Thursday, June 2, 2011

Weiner Pic/Whats happening with Journalism?

What is the big deal about what Anthony Weiner may have done?  Seriously, its a picture of a guy's lower half and he is in underwear.  How is this any different than a female sending a picture of herself in a low cut top thats pretty revealing?  People do that all the time on twitter but don't get criticism.  Is it a double standard that women do this all the time (thats what modeling is in a very basic sense) but one guys supposedly does it and gets criticized?  And you can't even see his face.  Its just the ridiculousness of our 24 hour news cycle that this is the huge news this week.


This has seemed to have gotten even more time than Christopher Lee's incident on some news sources (I'm looking at you, fox).  This would actually be a big issue if it was his face, but you can't see his face.  The whole thing seems kinda fishy.  The unidentified female deleted her twitter account over this?  And the source that "broke" the story is the only one with information on this unidentified female.  To me, this is somewhat of a non-story that has been artificially been built up by the media who at times, build their own story.  I feel bad for the guy.  Now, the Wall Street Journal is saying he is guilty because he won't use the FBI to pursue the supposed hacker.  Bull-Shit.  The guy has just had the worst week of his life and has been grilled by every news source about a story that is completely inane and people are building this up to be his legacy as a politician.  I feel he also feared being taken out of context like he has been in the past.
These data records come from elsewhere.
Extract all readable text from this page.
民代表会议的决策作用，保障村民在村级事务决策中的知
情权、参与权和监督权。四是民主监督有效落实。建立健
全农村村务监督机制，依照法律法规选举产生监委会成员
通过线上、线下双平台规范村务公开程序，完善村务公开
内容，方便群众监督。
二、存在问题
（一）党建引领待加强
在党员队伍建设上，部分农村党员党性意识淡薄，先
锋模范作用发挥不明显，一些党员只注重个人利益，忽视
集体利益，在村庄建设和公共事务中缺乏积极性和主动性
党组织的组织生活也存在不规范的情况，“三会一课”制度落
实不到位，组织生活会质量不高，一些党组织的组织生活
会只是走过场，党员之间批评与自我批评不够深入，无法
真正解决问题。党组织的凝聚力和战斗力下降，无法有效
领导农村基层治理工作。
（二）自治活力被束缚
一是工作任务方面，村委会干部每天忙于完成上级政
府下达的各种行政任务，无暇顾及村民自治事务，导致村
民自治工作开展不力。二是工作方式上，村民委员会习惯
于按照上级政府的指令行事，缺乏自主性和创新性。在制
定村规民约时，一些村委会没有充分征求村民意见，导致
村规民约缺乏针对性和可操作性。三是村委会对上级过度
This is relevant to an interview on the Daily Show I saw on Bill moyers because he speaks about some of the problems he sees with media.  Bill moyers is a great journalist who has won an Emmy, Peabody, and helped his newspaper to win 2 Pulitzers (in a 4 year period) when he was publisher.  He had a lot of interesting stuff to say on the Daily Show, the best of which is quoted below.



"I think we're lost in what Thoreau called the mere smoke of opinion.  The news is about what people want to keep hidden, the rest is publicity.  People don't want to keep their opinons hidden, they want to keep their facts hidden.  It takes lot of money and time and effort  to go and explore the facts and bring them out...and so a lot of news organizations no longer do much reporting, they simply rely on opinion....its all about entertainment today...your people do a good job of juxtaposing.  you don't attack people, you put what they said 10 years ago and what they said last night together and thats what good journalism is about.  Its comparative, its not declarative....I admire what politicians do but I don't like to interview them because their language is designed to conceal.  I like to interview people who reveal thinking....You can't speak the truth on Television because someone will find a way to turn it against you, therefore people are very cautious, very careful, there not willing to engage...I vowed after that never to do an hour with one official because they are always trying to make sure you don't understand what they say even though they use simple words to express it sometimes.

Upton Sinclair
I agree that the real news is about what you don't want to hear.  The Jungle was a phenomenal piece of journalism (technically, was a novel but Upton Sinclair carried out one of the greatest feats of undercover muckraking in US history by going into the meatpacking plants).  We need more muckraking because that stuff is the real news.  Unfortunately, when you look at the extent of "muckraking" in the US, it has been mostly limited to recently michael moore (who gets solid info, but has a serious bias which often affects his information gathering) and Julian Assange (who is a rogue player in the game).  


Unfortunately, its too hard to do a "hard news" story.  its not called that specifically because its supposed to be difficult, but because its got meat.  There is no meat in journalism, its all opinion and entertainment.  CNN panders to the youth by having the "youtube video of the day" but limiting the actual time hard news gets.  Frivolous opinion blogs are ruining this (I, on the other hand try to attempt harder subjects).


One of the great things about what we can do now of journalism is take a quote or clip from 10 year ago and today and juxtapose them.  Journalism is about showing whats there and comparing things, not shouting out from the highest mountain your opinion.


The last few quotes tie together, especially with this incident.  Because so many news sources take people out of context, people like Anthony Weiner (and other politicians) are unwilling to engage.  If you speak the truth, it will be taken out of context, twisted, and will incriminate you.  It is very frustrating how semantic arguments make up so much of the political debates we have.  They feel they need to get the exact words down, or else it will be used against them.  


I will end with a quote that is about statistics but can also apply to the things politicians say: "Statistics (or words) are like bikinis.  What they reveal is suggestive, but what they conceal is vital."  What is more vital than what people are saying these days is what they are not saying, but just hiding.